RESULTS AND CONCLUSIONS
The comparison between the performances of Atlas8 and Atlas7 are shown in Plot 1. The results show that Atlas8 consistently outperforms Atlas7 in the benchmark runs, and the speed-ups range from 2 times (for 24-core jobs) to 5.6 times (for 12-core jobs) (see Tables 1 and 2 above).
The third columns of Tables 1 and 2 show the total CPU time used by the processors to run the jobs. Because Atlas8 has 24 cores within the same system, it is clear that the parallel jobs were able to run more optimally within the same system. There seemed to be less overhead as compared to Atlas7, which saw an increase in the overheads because the Atlas7 systems have only 12-cores within the same node. The larger 22-core and 24-core jobs were run across two Atlas7 nodes, indicating that both CPU time and wall clock times improved once the load was spread across the systems.

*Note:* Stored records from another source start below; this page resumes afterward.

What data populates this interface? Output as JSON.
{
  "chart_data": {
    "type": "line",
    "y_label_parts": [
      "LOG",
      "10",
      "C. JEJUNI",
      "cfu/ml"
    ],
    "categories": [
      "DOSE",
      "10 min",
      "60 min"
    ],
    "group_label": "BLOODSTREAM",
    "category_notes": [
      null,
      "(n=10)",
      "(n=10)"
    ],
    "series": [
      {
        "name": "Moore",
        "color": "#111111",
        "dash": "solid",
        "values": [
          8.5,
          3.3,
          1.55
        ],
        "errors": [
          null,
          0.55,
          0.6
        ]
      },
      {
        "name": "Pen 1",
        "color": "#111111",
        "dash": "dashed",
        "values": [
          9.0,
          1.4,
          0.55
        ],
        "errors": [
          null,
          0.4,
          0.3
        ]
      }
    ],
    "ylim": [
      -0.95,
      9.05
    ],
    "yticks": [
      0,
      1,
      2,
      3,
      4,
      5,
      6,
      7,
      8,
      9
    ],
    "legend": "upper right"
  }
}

In Table 1, we can see that for this particular benchmark test, the wall clock time improvements started to taper off from 12 cores onwards, and the analysis runs stayed at around 200 seconds even when more cores were used. In conclusion, the performance improvements from using more processors beyond 12 cores were marginal. For such cases, it may be more efficient to run two 12-core jobs instead of a single 24-core job.

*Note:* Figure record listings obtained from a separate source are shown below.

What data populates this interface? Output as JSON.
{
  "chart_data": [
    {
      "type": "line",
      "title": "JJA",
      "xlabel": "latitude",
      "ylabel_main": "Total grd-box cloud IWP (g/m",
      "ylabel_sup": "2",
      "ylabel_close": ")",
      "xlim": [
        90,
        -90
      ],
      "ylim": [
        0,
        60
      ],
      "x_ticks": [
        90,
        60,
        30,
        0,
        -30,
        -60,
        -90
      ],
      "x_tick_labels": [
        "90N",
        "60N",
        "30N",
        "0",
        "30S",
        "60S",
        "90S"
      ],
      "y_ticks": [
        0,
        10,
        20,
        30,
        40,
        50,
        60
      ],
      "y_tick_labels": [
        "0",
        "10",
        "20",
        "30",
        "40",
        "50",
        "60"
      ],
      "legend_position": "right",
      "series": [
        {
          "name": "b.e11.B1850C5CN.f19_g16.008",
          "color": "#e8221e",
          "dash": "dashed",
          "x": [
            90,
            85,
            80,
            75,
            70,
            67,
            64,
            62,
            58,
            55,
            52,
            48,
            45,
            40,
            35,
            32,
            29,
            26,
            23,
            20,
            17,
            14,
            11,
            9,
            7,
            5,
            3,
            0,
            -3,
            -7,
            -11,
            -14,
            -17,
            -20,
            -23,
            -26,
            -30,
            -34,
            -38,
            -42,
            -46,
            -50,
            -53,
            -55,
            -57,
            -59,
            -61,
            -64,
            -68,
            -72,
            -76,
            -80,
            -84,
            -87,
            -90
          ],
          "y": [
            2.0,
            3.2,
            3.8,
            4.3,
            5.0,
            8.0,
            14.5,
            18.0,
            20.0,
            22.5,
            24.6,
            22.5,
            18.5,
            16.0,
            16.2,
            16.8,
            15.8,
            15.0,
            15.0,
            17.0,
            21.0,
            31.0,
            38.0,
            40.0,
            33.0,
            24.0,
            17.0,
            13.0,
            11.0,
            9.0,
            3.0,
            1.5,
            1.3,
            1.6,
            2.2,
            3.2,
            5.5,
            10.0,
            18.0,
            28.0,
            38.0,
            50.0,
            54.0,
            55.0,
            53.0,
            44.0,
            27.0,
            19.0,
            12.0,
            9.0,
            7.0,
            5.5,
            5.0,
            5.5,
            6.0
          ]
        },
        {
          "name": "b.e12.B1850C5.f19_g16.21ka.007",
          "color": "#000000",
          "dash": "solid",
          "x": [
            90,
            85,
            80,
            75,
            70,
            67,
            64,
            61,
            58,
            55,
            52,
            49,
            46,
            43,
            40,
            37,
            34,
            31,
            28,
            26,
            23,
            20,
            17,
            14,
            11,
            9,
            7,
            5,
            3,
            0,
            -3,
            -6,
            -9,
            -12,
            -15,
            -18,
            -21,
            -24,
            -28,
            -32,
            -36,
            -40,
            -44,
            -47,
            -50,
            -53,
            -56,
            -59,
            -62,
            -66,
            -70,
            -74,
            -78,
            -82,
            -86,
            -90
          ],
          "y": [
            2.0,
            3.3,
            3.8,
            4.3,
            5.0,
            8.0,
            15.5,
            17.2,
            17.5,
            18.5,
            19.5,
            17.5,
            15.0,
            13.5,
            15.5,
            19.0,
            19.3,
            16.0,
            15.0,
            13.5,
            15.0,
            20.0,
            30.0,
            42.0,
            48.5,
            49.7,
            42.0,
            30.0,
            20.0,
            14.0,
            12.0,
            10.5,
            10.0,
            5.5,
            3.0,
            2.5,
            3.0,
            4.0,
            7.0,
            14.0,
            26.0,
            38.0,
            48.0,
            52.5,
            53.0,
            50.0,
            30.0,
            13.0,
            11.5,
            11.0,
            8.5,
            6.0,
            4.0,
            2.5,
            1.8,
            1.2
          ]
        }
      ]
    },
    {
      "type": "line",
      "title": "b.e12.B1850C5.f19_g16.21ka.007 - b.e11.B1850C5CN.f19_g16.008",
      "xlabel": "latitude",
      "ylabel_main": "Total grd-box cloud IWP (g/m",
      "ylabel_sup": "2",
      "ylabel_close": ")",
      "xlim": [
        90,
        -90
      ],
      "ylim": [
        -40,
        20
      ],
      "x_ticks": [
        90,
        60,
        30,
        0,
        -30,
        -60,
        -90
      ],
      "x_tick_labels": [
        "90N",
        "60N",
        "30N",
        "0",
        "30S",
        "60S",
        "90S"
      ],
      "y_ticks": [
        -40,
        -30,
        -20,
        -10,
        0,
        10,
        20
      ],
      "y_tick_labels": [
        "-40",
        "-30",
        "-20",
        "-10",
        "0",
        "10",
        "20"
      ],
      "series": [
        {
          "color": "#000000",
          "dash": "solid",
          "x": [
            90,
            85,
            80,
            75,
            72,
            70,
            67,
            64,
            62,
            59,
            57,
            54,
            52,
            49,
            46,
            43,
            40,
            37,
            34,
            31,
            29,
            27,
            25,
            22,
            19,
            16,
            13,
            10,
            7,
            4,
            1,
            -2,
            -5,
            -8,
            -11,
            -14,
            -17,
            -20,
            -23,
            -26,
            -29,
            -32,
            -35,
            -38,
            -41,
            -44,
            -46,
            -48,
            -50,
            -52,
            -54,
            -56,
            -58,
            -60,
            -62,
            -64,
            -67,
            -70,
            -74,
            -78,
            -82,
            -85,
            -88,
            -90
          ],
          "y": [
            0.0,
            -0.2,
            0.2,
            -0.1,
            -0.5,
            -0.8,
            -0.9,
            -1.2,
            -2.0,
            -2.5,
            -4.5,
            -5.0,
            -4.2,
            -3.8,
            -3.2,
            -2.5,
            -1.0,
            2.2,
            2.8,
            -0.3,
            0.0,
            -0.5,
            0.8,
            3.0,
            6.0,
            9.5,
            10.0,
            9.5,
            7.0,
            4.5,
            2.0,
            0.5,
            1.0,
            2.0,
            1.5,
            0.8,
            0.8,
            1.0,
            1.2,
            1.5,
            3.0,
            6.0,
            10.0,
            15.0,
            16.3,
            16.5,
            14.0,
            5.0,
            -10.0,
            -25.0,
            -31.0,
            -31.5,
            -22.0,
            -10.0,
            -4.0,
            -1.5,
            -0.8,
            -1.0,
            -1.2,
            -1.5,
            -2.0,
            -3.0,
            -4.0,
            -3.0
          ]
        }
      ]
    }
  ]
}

Each computational analysis may differ in the amount of time needed to complete the simulation, but it can be observed that in many analysis jobs, their characteristics are similar to the one above: the performance improvements from using more processor cores to run a job decreases as the number of cores increases. It is therefore prudent for each HPC user to find out the optimal number of processors to run the analysis in a similar benchmark exercise, to get the results faster and to complete the project in a shorter duration.